There is a moderate interaction risk when combining these two medications. Mixing Ambien with Valium may result in increased side effects of drug interaction such as dizziness, drowsiness, confusion, and difficulty concentrating, as well as impairment in thinking, judgment, and motor coordination.

What are the Risks of Mixing Ambien and Valium?

It is not always possible to predict the exact effects of mixing drugs. This is because drugs affect everyone differently. An individual can even use the same amount of the same drug on different occasions and have different effects each time. This variation depends on:

  • The drug itself. This includes its purity, amount used, frequency of use, route of administration, and whether the drug has been cut, or mixed with another drug.
  • The drug user. The facets include mood, expectations, and personality.
  • The setting i.e. where the user is and the people they are with.
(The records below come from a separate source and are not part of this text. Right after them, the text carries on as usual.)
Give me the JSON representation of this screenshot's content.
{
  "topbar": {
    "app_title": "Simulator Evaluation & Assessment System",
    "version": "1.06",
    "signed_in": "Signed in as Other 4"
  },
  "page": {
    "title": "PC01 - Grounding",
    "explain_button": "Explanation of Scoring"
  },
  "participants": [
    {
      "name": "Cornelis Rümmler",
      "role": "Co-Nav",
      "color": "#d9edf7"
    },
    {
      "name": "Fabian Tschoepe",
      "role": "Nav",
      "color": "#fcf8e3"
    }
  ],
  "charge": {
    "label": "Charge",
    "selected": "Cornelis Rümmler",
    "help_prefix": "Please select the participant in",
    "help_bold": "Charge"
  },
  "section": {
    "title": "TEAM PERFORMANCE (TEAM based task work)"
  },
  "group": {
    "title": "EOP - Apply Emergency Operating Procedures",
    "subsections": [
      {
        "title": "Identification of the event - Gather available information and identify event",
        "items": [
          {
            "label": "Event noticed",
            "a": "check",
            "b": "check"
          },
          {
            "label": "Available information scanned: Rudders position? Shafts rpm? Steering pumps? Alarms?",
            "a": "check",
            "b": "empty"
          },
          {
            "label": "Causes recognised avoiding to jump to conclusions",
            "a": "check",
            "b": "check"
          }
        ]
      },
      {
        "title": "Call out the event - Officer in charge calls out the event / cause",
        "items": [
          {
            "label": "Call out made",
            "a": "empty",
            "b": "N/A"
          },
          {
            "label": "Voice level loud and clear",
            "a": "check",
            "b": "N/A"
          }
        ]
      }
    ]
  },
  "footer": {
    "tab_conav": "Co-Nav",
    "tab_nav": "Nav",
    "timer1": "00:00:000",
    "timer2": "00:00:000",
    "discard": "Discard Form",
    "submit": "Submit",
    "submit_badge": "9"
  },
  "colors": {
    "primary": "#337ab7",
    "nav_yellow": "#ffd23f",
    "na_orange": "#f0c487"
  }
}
While the effects of one drug are hard to predict, the influence of more than one drug at a time is even more unpredictable. Generally, there are two major risks of mixing Ambien and Valium. These include:

  1. Addiction

The use of Valium with Ambien puts the user at a higher risk of drug dependency and eventual addiction. Valium and Ambien have a synergistic effect, in that the user’s response to the drugs is heightened (a phenomenon is known as “boosting”). Furthermore, users who have experienced the combined effects of multiple drugs may not be satisfied with that combination over time. They eventually gravitate toward strong illicit drugs that are readily available.

  1. Overdoses

Mixing Valium and Ambien is becoming a widespread practice for addicts that searching for a strong high. Many users assume that because Valium and Ambien are prescription medications, it is not as dangerous as illicit drugs and can be easily mixed. The fact is that Valium is even more dangerous with Ambien just as when it is mixed with other central nervous system depressants. The Centre for Disease Control recently revealed that benzodiazepines like Valium were among the leading types of drugs involved in overdose in the last decade.

The Way Forward With Rehab

Two classes of polydrug abusers and reasons for their drug usage have been identified clinically. The first class is “streetwise” or “straight” polydrug abusers. These individuals use drugs in an attempt to cope with depression, anxiety, or disorganization. The other class of “self-medicating” or “social recreational” users seek disinhibition, euphoria, or altered states of consciousness for pleasure.

Rehab is a dynamic patient-oriented approach to sobriety. This is because the reason for mixing drugs differs from individual to individuals. It involves the use of detox, cognitive behavioral therapy (CBT) and other personalized treatment methods to help a person achieve sobriety.